**An excuse for yet another CGI animated film.**
I think this movie shouldn't have been made the way it was made. The secret to the success of the first “Space Jam” was its originality and the way it combined the drawings and a real basketball star in a movie where he could play a little with himself. Here, what we have disappoints anyone and only serves to raise money for the public without delivering a product that truly meets expectations.
The film's biggest problem is obviously its script: it all starts when LeBron James, a basketball player, turns down a contract with Warner Bros. The contract was crafted by a computer algorithm that has somehow taken on a life and will of its own, and is determined to make itself noticed, even in the worst ways. By imprisoning the sportsman and his son in a digital universe, things get complicated. James will have to play basketball against the live algorithm, and he will ask the only one who might possibly have a good idea for help: Bugs Bunny. It is, as we can see, a basic script, very poorly written and poorly designed, which is not able to properly sustain the film.

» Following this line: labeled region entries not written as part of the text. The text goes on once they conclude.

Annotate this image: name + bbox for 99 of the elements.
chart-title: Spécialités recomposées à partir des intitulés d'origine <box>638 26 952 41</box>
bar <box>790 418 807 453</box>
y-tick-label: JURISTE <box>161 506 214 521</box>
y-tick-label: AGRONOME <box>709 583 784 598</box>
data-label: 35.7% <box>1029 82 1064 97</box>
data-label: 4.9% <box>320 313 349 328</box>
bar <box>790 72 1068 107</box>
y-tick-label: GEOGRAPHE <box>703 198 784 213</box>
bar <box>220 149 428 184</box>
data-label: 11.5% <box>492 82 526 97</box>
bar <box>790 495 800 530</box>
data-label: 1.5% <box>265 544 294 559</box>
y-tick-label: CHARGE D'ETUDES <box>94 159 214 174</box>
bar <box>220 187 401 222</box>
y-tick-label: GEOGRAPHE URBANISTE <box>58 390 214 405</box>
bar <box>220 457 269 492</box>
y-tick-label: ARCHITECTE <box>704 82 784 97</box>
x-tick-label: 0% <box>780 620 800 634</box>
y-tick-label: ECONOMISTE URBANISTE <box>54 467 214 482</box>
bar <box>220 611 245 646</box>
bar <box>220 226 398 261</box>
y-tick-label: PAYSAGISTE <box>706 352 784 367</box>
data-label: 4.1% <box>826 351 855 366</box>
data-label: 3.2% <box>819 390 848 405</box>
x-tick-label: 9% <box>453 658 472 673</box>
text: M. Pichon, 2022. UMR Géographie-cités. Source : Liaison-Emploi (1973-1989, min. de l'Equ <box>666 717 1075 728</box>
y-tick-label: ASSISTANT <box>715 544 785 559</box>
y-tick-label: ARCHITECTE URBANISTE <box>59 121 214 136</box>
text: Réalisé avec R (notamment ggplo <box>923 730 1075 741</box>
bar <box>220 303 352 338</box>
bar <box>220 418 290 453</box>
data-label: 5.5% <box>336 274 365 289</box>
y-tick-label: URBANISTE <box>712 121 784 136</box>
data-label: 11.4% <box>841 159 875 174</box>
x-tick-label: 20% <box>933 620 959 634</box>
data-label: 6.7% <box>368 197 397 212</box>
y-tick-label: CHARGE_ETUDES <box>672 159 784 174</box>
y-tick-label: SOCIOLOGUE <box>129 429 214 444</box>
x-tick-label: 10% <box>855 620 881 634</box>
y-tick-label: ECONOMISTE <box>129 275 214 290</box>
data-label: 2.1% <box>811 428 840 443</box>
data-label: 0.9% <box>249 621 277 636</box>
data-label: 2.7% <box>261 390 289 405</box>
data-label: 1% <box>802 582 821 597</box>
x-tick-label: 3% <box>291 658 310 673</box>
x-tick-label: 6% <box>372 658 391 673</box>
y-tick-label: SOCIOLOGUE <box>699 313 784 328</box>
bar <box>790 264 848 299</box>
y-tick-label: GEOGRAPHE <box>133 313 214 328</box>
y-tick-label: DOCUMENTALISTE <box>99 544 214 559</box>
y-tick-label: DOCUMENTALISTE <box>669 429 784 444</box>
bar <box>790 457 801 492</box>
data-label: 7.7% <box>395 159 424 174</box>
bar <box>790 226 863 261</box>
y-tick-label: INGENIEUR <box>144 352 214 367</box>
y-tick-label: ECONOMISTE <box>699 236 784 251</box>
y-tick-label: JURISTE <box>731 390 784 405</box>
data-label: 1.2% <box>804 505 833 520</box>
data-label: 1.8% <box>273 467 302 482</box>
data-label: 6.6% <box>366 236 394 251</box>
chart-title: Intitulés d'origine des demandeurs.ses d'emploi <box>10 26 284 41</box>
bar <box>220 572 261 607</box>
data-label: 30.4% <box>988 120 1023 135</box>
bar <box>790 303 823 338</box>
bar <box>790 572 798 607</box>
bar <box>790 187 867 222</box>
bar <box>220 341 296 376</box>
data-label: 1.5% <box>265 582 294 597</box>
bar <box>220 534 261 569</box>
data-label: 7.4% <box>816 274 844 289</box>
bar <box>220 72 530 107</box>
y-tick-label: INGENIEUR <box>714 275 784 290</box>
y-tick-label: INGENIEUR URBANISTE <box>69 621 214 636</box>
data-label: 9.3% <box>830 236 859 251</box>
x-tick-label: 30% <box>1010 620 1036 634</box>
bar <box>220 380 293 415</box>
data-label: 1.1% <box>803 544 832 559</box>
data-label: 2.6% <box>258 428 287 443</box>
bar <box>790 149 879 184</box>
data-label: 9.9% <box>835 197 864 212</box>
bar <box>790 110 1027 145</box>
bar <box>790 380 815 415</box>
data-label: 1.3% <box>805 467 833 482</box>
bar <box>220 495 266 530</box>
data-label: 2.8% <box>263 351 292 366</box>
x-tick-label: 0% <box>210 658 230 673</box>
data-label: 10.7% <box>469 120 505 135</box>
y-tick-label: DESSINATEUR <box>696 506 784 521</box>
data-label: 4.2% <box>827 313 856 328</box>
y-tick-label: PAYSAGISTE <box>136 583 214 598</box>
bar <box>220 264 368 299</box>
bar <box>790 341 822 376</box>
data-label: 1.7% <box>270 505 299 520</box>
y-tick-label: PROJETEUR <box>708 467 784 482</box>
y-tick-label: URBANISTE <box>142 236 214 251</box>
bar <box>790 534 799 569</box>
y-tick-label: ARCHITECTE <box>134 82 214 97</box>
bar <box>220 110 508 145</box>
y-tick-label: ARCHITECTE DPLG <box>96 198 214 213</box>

I don't want to be mean to LeBron James. He's not an actor, he's not expected to do a great job as an actor. I think he did a lot with what he got, which was pretty bad, but I also think he's not famous enough to support the movie the way Air Jordan did before. Maybe he's famous in the USA! Outside the US, no one knows who he is. Don Cheadle, thus, ends up being the most prominent actor in the film, even if in a Machiavellian and tiresome character. Cedric Joe does what he can, but his character is terrible, and it was very poorly thought out. Self-centered, selfish, vain and resentful of his father, the kid is nasty almost until the end.

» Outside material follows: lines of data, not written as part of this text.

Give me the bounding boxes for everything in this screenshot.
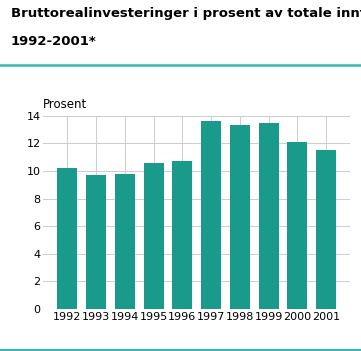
Bar [57,168,77,309]
Bar [287,142,308,309]
Text: Bruttorealinvesteringer i prosent av totale inntekter.: Bruttorealinvesteringer i prosent av tot… [11,7,361,20]
Bar [144,163,164,309]
Bar [316,150,336,309]
Text: 1992-2001*: 1992-2001* [11,35,97,48]
Bar [201,121,221,309]
Text: Prosent: Prosent [43,98,88,111]
Bar [230,125,250,309]
Bar [258,123,279,309]
Bar [86,175,106,309]
Bar [115,174,135,309]
Bar [172,161,192,309]
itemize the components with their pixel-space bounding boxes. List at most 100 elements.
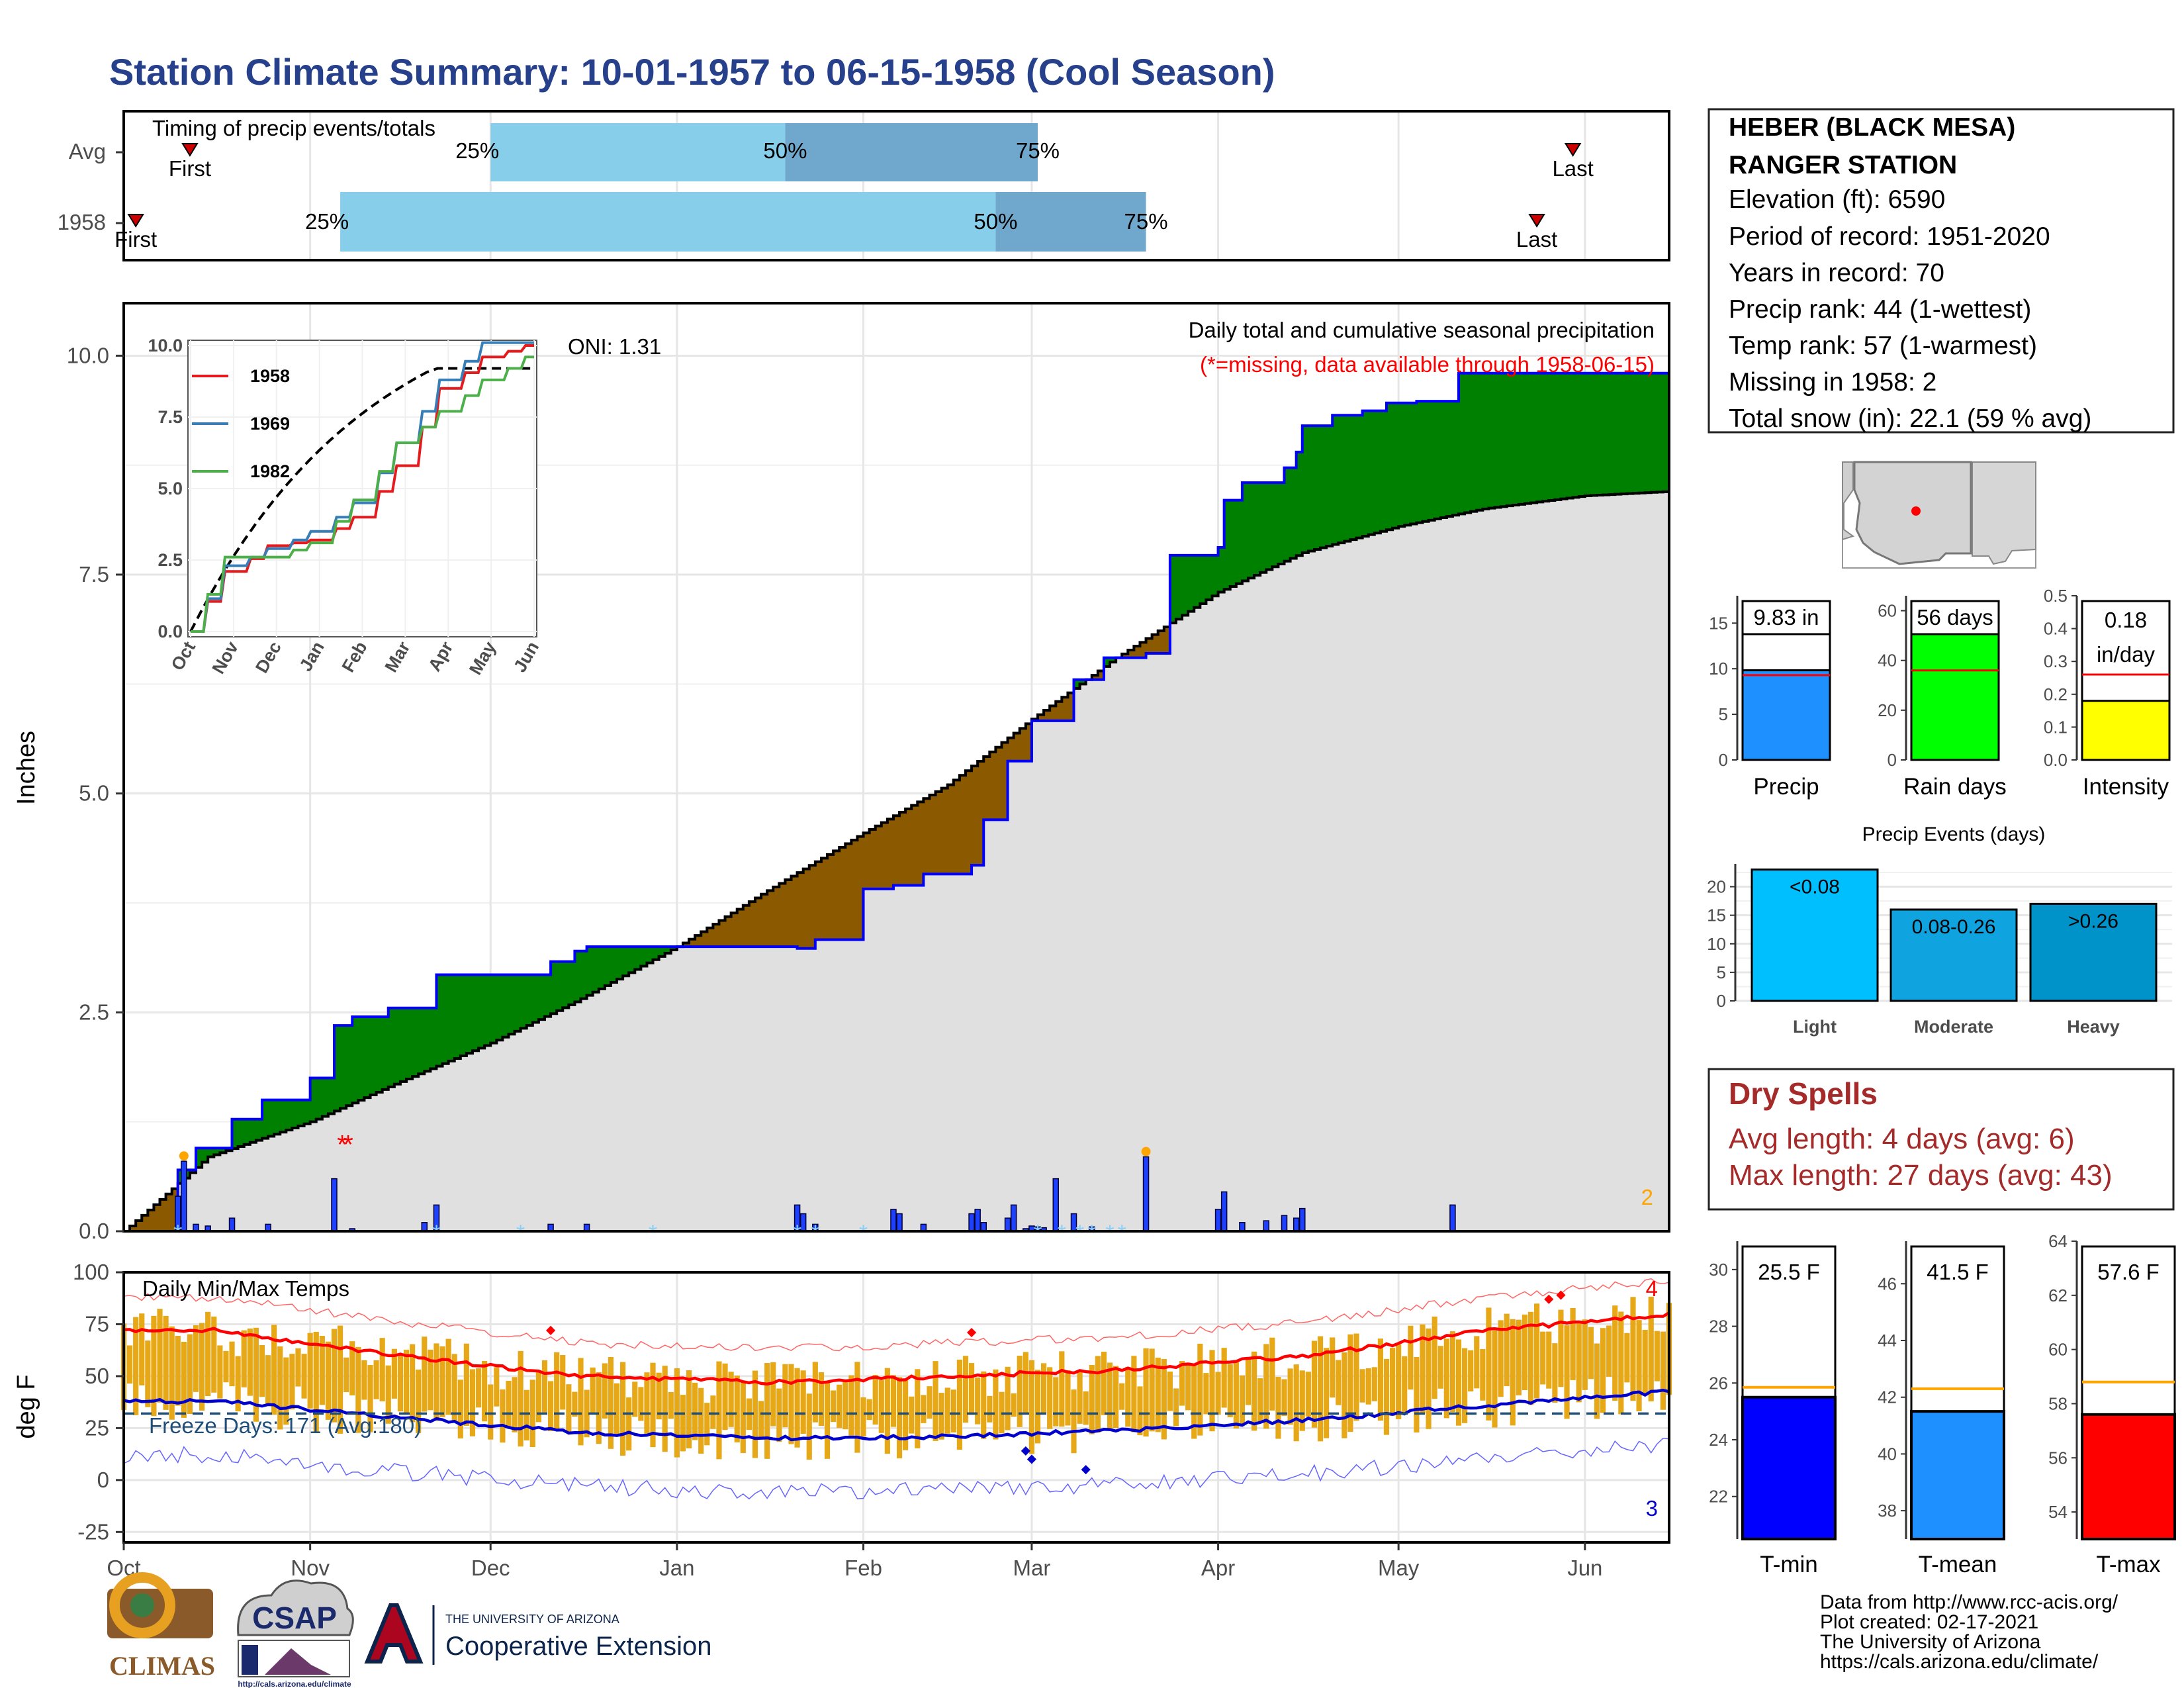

Technically, the film bets everything on the CGI of great visual effect and fails completely: if there's one thing that doesn't work well, it is the stylized and tiresome look of this film. I've acquired a special dislike for the computerized versions of Bugs and the rest of Looney Tunes. They are terrible and ugly. There are things that shouldn't be modernized, so they don't lose their essence! In addition, the film has tiresome cinematography and is excessively long, with no script or material to fully justify it. I liked, however, the many tributes that are made to the films of the past of the Warner studio: we have everything from “King Kong” to “Casablanca”, with the passage guaranteed by the “Harry Potter” franchise to “Matrix” and “Mad Max”. It was the part of the movie that I found most sympathetic and honorable, but I still don't recommend this movie.